Le traitement enzymatique ex vivo peut éliminer l’antigène du groupe sanguin dans les poumons du donneur et rendre ainsi le greffon universel. © Université de Colombie-Britannique (Canada)

Une greffe compatible avec tous les patients grâce à des enzymes

Avant de greffer un organe, les médecins doivent s'assurer qu'il est bien compatible avec le receveur pour éviter tout rejet du greffon. Le groupe sanguin du donneur doit être compatible avec celui du receveur - en plus du typage HLA. Pour les patients porteurs d'un groupe sanguin rare, comme B- ou AB+, l'attente peut être très longue, au détriment de leur état de santé. Pour contrer ce problème, les chercheurs canadiens ont développé une technique pour se débarrasser des antigènes du groupe sanguin A exprimés par les globules rouges présents sur une greffe de poumon.

L'opération se déroule ex vivo, hors de l'organisme, sous un dôme de plastique. Le greffon est perfusé avec un cocktail de deux enzymes : la FpGalNAc désacétylase et la FpGalactosaminidase. « Ce groupe d'enzymes que nous avons trouvé dans l'intestin humain peut couper les sucres des antigènes A et B sur les globules rouges, les convertissant en cellules universelles de type O », explique Stephen Withers, membre de l'équipe de recherche affiliée à l'université de Colombie-Britannique à Vancouver. 

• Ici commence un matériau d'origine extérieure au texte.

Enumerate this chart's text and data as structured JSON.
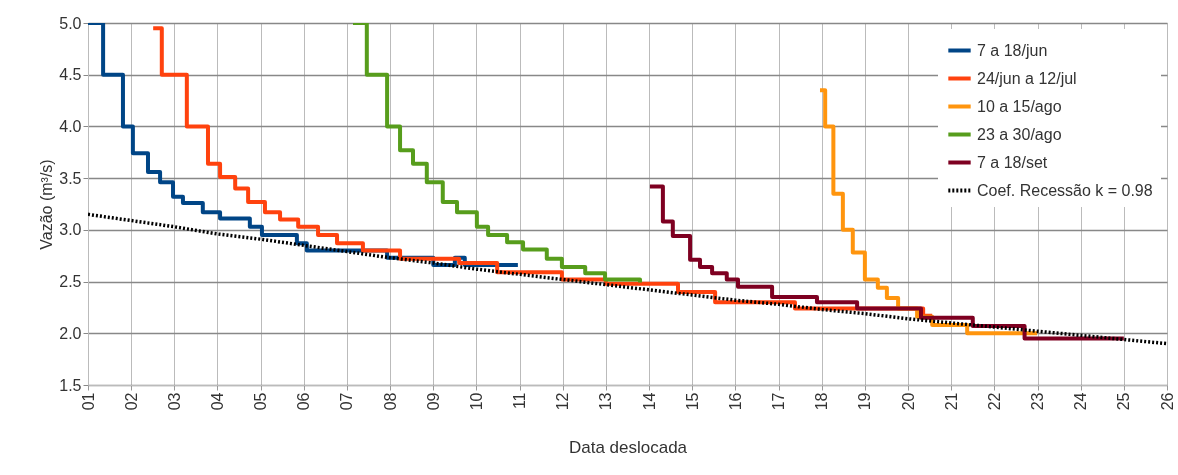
{
  "chart_data": {
    "type": "step",
    "xlabel": "Data deslocada",
    "ylabel": "Vazão (m³/s)",
    "xlim": [
      1,
      26
    ],
    "xticks": [
      {
        "value": 1,
        "label": "01"
      },
      {
        "value": 2,
        "label": "02"
      },
      {
        "value": 3,
        "label": "03"
      },
      {
        "value": 4,
        "label": "04"
      },
      {
        "value": 5,
        "label": "05"
      },
      {
        "value": 6,
        "label": "06"
      },
      {
        "value": 7,
        "label": "07"
      },
      {
        "value": 8,
        "label": "08"
      },
      {
        "value": 9,
        "label": "09"
      },
      10,
      11,
      12,
      13,
      14,
      15,
      16,
      17,
      18,
      19,
      20,
      21,
      22,
      23,
      24,
      25,
      26
    ],
    "ylim": [
      1.5,
      5.0
    ],
    "yticks": [
      1.5,
      {
        "value": 2,
        "label": "2.0"
      },
      2.5,
      {
        "value": 3,
        "label": "3.0"
      },
      3.5,
      {
        "value": 4,
        "label": "4.0"
      },
      4.5,
      {
        "value": 5,
        "label": "5.0"
      }
    ],
    "grid": true,
    "legend": "top right",
    "line_style": "solid",
    "marker": "none",
    "series": [
      {
        "name": "7 a 18/jun",
        "color": "#004586",
        "x": [
          1.0,
          1.35,
          1.81,
          2.04,
          2.39,
          2.67,
          2.97,
          3.2,
          3.66,
          4.06,
          4.75,
          5.03,
          5.84,
          6.07,
          7.93,
          9.0,
          9.5,
          9.73,
          10.96
        ],
        "values": [
          5.0,
          4.5,
          4.0,
          3.74,
          3.56,
          3.46,
          3.32,
          3.26,
          3.17,
          3.11,
          3.03,
          2.95,
          2.87,
          2.8,
          2.73,
          2.66,
          2.73,
          2.66,
          2.66
        ]
      },
      {
        "name": "24/jun a 12/jul",
        "color": "#ff420e",
        "x": [
          2.51,
          2.71,
          3.29,
          3.78,
          4.06,
          4.41,
          4.71,
          5.1,
          5.45,
          5.87,
          6.33,
          6.77,
          7.37,
          8.23,
          9.6,
          10.48,
          11.98,
          13.0,
          14.67,
          15.53,
          17.38,
          20.35,
          20.56
        ],
        "values": [
          4.95,
          4.5,
          4.0,
          3.64,
          3.51,
          3.4,
          3.27,
          3.17,
          3.1,
          3.03,
          2.95,
          2.87,
          2.8,
          2.72,
          2.68,
          2.59,
          2.52,
          2.48,
          2.4,
          2.3,
          2.24,
          2.17,
          2.17
        ]
      },
      {
        "name": "10 a 15/ago",
        "color": "#ff950e",
        "x": [
          17.96,
          18.08,
          18.27,
          18.49,
          18.72,
          19.0,
          19.3,
          19.51,
          19.77,
          20.21,
          20.56,
          21.37,
          22.99
        ],
        "values": [
          4.35,
          4.0,
          3.35,
          3.0,
          2.78,
          2.52,
          2.44,
          2.34,
          2.24,
          2.16,
          2.08,
          2.0,
          2.0
        ]
      },
      {
        "name": "23 a 30/ago",
        "color": "#579d1c",
        "x": [
          7.14,
          7.46,
          7.93,
          8.23,
          8.53,
          8.85,
          9.22,
          9.55,
          10.01,
          10.27,
          10.71,
          11.08,
          11.63,
          11.98,
          12.52,
          12.98,
          13.79
        ],
        "values": [
          5.0,
          4.5,
          4.0,
          3.77,
          3.64,
          3.46,
          3.27,
          3.17,
          3.03,
          2.95,
          2.88,
          2.81,
          2.72,
          2.64,
          2.58,
          2.52,
          2.49
        ]
      },
      {
        "name": "7 a 18/set",
        "color": "#7e0021",
        "x": [
          14.02,
          14.32,
          14.55,
          14.95,
          15.18,
          15.46,
          15.8,
          16.06,
          16.85,
          17.89,
          18.82,
          20.3,
          21.5,
          22.7,
          25.0
        ],
        "values": [
          3.42,
          3.08,
          2.94,
          2.71,
          2.64,
          2.58,
          2.52,
          2.45,
          2.35,
          2.3,
          2.24,
          2.15,
          2.07,
          1.95,
          1.95
        ]
      },
      {
        "name": "Coef. Recessão k = 0.98",
        "color": "#000000",
        "type": "line",
        "line_style": "dotted",
        "x": [
          1,
          2,
          3,
          4,
          5,
          6,
          7,
          8,
          9,
          10,
          11,
          12,
          13,
          14,
          15,
          16,
          17,
          18,
          19,
          20,
          21,
          22,
          23,
          24,
          25,
          26
        ],
        "values": [
          3.15,
          3.09,
          3.03,
          2.96,
          2.91,
          2.85,
          2.79,
          2.73,
          2.68,
          2.62,
          2.57,
          2.52,
          2.47,
          2.42,
          2.37,
          2.32,
          2.28,
          2.23,
          2.19,
          2.14,
          2.1,
          2.06,
          2.02,
          1.98,
          1.94,
          1.9
        ]
      }
    ]
  }
}
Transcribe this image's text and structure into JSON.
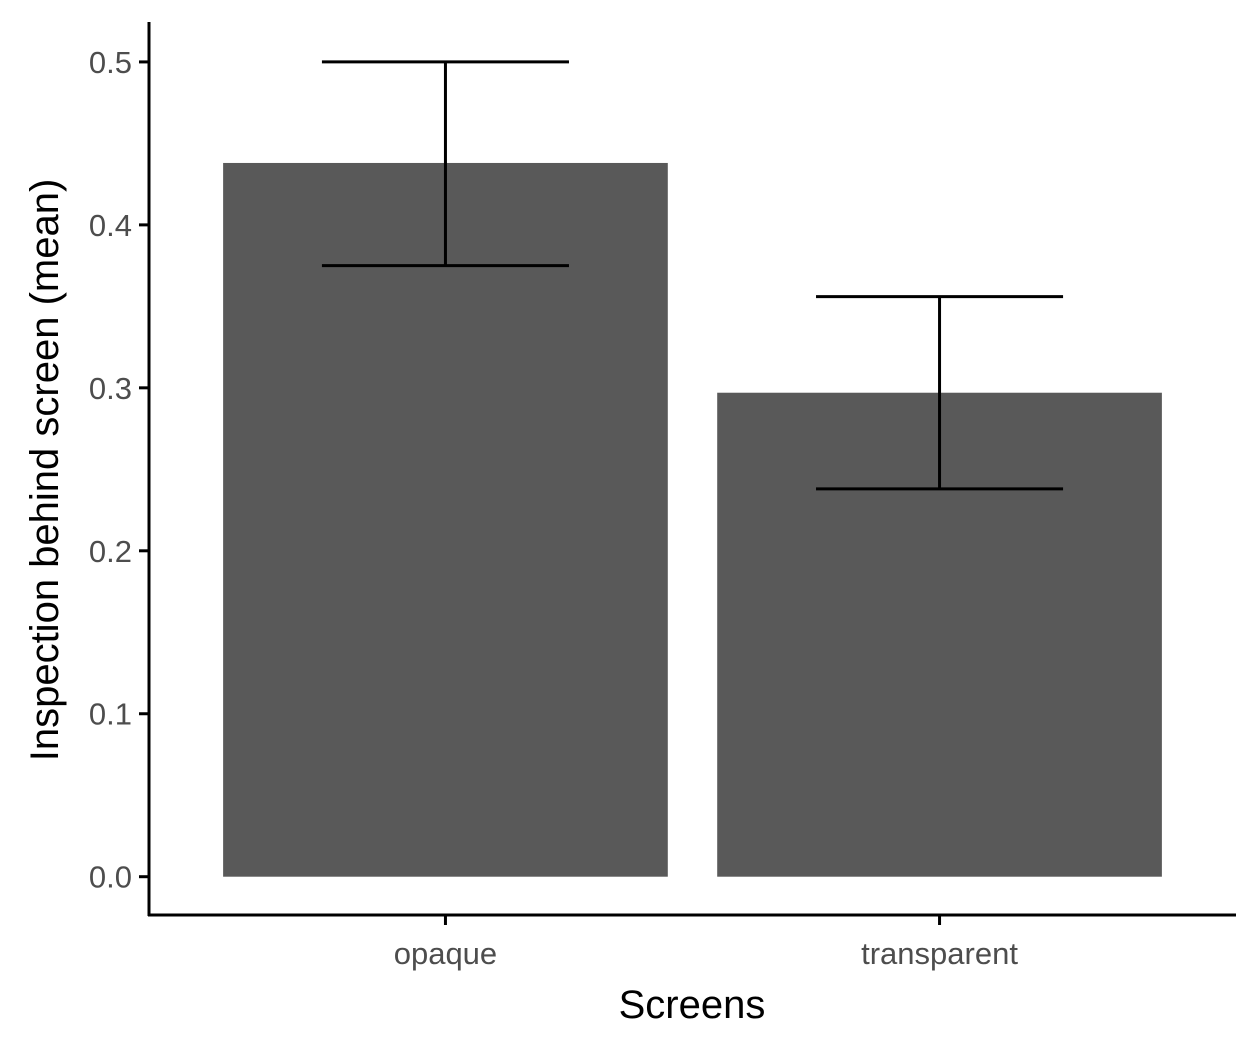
{
  "chart_data": {
    "type": "bar",
    "categories": [
      "opaque",
      "transparent"
    ],
    "values": [
      0.438,
      0.297
    ],
    "error_low": [
      0.375,
      0.238
    ],
    "error_high": [
      0.5,
      0.356
    ],
    "xlabel": "Screens",
    "ylabel": "Inspection behind screen (mean)",
    "ylim": [
      -0.0235,
      0.5245
    ],
    "yticks": [
      0.0,
      0.1,
      0.2,
      0.3,
      0.4,
      0.5
    ],
    "ytick_labels": [
      "0.0",
      "0.1",
      "0.2",
      "0.3",
      "0.4",
      "0.5"
    ],
    "grid": false,
    "legend": "none",
    "bar_color": "#595959",
    "axis_color": "#000000"
  }
}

L'objectif de ces tests préliminaires est de s'assurer que le cocktail d'enzymes élimine bien les antigènes A sur les hématies et qu'elles n'endommagent pas le greffon. Les enzymes, concentrées seulement à 1µg/ml, ont permis d'éliminer 99 % et 90 % des antigènes A des hématies et de l'aorte, respectivement. Au total, huit poumons ont subi le même traitement, fournissant des résultats prometteurs : en moyenne 97 % des antigènes A éliminés après quatre heures de traitement, sans toxicité observable.

Sans antigène de surface, le greffon apparaît comme du groupe sanguin O, et devient virtuellement universel, compatible avec tous les groupes sanguins. Aucun humain n'a encore été greffé avec un organe traité par ce protocole, il reste donc beaucoup d'inconnues sur la viabilité de l'organe et la réaction de l'organisme. Mais les chercheurs ont simulé une greffe entre des personnes normalement incompatibles. La perfusion de sang du groupe O dans le poumon autrefois du groupe A - mais désormais rendu universel - n'a provoqué aucune réaction néfaste. 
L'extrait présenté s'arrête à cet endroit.